Ivy Bridge: Intel's CPUs Gain a Generational Lithography Edge

Submitted by BDTI on Wed, 05/16/2012 - 19:31

Note: the earlier-published (and reversed) 'tick' and 'tock' descriptions have been corrected.

Jerry Sanders, AMD's brash former CEO, once opined, "Real men have fabs. These fabless guys are nobodies, just boys." In recent times, however, Sanders' comments seemed increasingly antiquated, with various foundries (most notably mighty TSMC) serving the fabrication needs of an increasing number and variety of semiconductor device suppliers. A notable number of those suppliers had historically handled their own manufacturing but eventually decided to mothball their fabs and rely on foundries instead. To wit, AMD announced its intent in late 2008 to spin off the chip-manufacturing portion of its business into a separate entity, originally (and unoriginally) called "The Foundry Company" but later renamed Globalfoundries.

The conventional thinking went something like this: semiconductor process and equipment development is getting exponentially more expensive, making it infeasible for a growing percentage of chip companies (including start-ups) to "go it alone." Instead, by contracting out manufacturing to a separate entity whose business is that and nothing but that, chip companies could benefit from the improved economies of scale, while the foundry ensured that it had a sufficient number of customers to fully utilize its capacity. The end result, it was believed, would be more rapid and cost-effective process development for a foundry versus what even the largest stand-alone chip supplier could achieve.

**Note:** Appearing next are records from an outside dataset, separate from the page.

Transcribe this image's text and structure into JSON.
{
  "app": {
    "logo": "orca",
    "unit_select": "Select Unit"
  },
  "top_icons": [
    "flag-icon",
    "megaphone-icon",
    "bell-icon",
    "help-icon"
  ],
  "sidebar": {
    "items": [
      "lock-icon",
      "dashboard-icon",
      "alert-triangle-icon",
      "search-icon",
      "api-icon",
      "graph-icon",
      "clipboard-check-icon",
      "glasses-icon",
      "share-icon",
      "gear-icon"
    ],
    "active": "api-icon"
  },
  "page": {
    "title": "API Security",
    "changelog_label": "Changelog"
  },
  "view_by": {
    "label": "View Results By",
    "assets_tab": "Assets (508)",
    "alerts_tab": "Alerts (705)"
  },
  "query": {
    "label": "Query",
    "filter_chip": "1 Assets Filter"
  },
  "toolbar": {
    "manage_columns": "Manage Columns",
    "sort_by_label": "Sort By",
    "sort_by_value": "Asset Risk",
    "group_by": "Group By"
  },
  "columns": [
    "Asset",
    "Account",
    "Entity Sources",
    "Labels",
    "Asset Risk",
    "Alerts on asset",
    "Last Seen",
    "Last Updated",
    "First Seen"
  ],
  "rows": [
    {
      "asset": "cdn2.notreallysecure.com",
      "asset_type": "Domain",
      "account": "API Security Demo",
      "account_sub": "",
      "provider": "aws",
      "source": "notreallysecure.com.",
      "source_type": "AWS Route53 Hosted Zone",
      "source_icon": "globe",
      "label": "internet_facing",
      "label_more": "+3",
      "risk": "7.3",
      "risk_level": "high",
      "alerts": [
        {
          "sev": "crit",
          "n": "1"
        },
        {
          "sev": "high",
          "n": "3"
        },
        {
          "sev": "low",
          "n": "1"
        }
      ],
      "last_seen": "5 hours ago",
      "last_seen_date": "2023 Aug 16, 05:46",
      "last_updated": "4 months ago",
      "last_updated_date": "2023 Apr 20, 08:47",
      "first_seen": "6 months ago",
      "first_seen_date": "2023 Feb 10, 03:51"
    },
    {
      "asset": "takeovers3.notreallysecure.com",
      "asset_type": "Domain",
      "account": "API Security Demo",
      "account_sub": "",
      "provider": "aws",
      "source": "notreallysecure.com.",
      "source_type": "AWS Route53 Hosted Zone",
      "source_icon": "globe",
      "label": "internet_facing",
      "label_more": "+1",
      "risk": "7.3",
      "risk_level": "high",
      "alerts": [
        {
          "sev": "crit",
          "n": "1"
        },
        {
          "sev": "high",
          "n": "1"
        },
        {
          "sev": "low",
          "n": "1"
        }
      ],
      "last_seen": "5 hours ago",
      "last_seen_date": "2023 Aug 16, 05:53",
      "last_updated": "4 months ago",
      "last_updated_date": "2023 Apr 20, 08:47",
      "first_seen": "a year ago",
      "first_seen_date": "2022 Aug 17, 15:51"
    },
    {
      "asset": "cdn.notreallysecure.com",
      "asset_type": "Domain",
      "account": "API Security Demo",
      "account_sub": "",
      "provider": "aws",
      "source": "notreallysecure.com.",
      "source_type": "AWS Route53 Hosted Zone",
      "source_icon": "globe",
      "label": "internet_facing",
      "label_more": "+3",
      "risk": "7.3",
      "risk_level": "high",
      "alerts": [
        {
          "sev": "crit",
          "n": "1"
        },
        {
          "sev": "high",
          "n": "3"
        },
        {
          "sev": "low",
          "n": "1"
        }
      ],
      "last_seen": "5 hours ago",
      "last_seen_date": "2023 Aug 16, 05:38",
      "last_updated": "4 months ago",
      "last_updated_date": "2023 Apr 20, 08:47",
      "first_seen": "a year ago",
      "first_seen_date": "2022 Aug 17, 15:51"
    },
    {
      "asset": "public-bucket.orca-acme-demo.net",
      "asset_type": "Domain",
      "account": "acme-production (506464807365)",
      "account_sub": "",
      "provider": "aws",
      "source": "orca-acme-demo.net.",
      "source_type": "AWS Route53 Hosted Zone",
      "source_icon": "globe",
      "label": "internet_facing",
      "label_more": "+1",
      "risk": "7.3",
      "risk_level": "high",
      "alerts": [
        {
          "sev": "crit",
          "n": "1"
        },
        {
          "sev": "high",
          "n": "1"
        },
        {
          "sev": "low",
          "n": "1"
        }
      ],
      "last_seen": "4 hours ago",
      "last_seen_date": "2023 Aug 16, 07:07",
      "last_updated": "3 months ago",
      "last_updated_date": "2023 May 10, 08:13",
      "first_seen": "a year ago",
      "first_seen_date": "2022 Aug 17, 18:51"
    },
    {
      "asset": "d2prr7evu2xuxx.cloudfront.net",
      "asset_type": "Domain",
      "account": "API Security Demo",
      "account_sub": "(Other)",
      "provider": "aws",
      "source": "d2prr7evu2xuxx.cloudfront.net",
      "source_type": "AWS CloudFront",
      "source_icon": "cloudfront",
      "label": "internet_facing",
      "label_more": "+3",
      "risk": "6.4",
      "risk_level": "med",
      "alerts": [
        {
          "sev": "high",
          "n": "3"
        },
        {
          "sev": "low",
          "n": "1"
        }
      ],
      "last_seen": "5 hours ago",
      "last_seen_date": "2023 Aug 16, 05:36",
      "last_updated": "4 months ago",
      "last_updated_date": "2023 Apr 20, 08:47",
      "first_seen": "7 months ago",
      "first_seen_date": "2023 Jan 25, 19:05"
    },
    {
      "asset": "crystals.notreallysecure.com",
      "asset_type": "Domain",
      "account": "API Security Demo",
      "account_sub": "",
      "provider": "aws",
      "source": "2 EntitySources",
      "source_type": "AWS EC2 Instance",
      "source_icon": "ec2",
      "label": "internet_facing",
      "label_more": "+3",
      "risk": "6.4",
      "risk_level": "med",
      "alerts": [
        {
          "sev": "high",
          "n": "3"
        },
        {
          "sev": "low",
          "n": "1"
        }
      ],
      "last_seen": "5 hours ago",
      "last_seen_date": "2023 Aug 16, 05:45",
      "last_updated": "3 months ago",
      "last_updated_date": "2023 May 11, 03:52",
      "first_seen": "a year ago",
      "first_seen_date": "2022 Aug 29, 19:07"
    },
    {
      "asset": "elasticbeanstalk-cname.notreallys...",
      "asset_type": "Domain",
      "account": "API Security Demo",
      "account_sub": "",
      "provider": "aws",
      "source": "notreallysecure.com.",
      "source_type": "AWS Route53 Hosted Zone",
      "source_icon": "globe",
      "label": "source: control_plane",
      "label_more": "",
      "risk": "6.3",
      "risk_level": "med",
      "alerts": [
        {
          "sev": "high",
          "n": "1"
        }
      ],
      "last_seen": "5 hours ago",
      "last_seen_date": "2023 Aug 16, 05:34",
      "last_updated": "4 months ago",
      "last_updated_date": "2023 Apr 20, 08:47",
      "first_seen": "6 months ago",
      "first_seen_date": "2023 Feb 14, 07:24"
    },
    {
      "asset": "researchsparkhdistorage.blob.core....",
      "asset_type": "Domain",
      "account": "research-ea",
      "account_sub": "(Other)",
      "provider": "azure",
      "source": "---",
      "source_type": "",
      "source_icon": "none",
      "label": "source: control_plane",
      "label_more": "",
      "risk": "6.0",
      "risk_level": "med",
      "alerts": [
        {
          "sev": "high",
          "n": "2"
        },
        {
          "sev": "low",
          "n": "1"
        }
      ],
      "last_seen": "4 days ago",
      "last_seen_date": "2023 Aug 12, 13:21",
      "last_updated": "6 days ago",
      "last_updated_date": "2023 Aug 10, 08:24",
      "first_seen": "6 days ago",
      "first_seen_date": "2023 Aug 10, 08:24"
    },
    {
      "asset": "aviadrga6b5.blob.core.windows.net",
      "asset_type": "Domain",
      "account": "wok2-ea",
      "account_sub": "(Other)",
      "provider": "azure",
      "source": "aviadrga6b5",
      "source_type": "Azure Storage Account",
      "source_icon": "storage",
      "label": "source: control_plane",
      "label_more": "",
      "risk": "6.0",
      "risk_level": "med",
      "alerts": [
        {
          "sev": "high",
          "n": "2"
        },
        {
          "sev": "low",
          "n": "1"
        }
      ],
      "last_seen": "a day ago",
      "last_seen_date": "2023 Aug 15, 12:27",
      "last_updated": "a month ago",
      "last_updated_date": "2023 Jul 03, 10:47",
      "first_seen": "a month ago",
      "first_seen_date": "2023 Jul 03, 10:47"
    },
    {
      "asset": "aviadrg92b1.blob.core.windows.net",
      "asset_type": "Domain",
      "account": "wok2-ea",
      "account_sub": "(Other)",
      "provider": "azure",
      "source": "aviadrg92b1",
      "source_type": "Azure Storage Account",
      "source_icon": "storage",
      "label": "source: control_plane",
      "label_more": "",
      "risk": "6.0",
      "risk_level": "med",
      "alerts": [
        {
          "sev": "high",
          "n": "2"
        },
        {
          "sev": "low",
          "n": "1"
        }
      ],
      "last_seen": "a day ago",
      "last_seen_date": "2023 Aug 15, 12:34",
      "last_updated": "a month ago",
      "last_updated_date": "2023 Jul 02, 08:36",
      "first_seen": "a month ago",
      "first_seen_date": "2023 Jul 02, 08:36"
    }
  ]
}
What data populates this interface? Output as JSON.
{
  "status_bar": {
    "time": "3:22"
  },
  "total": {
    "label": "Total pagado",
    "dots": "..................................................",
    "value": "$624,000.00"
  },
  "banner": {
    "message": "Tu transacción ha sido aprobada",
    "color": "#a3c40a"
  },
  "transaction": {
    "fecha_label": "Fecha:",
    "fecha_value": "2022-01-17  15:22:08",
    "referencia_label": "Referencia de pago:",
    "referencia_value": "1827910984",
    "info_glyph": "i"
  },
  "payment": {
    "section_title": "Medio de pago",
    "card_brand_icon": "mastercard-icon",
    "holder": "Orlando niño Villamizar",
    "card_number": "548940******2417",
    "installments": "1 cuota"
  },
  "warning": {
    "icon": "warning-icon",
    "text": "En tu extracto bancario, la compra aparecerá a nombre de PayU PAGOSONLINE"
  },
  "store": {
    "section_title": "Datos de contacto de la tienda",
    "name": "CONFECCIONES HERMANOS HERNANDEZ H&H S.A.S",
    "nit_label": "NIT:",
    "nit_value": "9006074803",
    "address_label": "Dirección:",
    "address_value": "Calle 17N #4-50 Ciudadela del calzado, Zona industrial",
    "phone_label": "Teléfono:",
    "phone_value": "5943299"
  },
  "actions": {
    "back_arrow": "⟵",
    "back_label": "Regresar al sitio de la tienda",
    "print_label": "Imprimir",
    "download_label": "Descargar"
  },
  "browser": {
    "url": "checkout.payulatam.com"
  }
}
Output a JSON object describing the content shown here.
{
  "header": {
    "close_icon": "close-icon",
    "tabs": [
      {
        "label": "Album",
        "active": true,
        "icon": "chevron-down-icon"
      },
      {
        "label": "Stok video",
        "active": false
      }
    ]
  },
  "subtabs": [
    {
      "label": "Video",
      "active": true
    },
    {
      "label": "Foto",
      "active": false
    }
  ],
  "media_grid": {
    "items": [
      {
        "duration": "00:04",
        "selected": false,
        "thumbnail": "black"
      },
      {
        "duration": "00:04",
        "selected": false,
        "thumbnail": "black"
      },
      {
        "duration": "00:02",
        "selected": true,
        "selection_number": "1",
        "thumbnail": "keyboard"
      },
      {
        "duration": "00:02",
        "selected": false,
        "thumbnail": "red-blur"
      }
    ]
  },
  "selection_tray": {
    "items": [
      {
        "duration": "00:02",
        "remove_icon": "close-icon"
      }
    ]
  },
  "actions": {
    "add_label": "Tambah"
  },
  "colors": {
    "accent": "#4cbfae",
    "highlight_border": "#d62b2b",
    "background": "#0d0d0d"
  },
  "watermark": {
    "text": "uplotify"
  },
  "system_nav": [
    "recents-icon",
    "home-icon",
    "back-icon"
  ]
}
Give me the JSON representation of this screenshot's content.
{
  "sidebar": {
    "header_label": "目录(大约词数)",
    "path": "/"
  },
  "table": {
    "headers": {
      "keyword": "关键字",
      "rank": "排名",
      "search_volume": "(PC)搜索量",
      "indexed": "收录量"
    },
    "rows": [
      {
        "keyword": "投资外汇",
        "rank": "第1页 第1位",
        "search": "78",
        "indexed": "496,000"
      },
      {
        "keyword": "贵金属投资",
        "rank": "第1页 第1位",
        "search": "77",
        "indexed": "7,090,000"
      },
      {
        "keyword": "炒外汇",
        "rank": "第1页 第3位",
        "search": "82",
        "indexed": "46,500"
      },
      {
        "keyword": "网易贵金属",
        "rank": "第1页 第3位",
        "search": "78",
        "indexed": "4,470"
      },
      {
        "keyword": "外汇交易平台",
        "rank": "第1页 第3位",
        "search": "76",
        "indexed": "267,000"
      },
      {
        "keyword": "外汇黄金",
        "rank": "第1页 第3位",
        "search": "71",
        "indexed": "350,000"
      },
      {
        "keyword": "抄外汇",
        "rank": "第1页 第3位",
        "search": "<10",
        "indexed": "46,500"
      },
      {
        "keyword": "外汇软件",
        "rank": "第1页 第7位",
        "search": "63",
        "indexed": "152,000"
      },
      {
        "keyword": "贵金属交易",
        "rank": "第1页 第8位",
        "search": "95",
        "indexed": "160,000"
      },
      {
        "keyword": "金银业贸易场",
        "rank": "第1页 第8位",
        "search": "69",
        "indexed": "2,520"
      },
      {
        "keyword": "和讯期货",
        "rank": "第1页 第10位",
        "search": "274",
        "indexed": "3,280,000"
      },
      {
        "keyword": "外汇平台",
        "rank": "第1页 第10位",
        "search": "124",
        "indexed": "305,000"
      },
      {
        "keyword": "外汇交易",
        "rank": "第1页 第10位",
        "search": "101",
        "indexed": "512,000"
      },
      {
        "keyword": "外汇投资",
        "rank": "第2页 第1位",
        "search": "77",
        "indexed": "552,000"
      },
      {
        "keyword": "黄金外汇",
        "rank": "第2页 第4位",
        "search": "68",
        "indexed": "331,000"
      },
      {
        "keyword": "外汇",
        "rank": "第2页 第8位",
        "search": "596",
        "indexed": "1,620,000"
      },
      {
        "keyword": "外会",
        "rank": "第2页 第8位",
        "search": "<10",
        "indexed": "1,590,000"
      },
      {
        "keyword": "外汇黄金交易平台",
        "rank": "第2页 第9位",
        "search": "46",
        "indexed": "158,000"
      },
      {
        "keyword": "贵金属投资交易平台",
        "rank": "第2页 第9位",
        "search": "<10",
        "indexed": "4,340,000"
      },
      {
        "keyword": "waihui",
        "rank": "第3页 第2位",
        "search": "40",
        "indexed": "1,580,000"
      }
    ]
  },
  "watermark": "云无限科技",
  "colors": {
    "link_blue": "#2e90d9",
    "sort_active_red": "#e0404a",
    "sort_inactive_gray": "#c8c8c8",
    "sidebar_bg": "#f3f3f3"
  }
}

Intel apparently didn't get that particular memo. Granted, the company has been the world's largest semiconductor supplier for the last 20 years straight, and is increasingly looking like a foundry in its own right. But although the company has recently forged a few manufacturing partnership agreements, the bulk of its fab capacity is devoted to Intel-branded products. And, exemplified by the "Ivy Bridge" CPUs that have just entered volume production, Intel is now one full process node ahead of even leading-edge foundry-based competitors. Ivy Bridge processors are built on the company's 22 nm Tri-Gate (Intel's brand name for a FinFET structure) process, while AMD (Globalfoundries) and NVIDIA and Qualcomm (TSMC) are challenged to ramp 28 nm and 32 nm-based SoCs into production.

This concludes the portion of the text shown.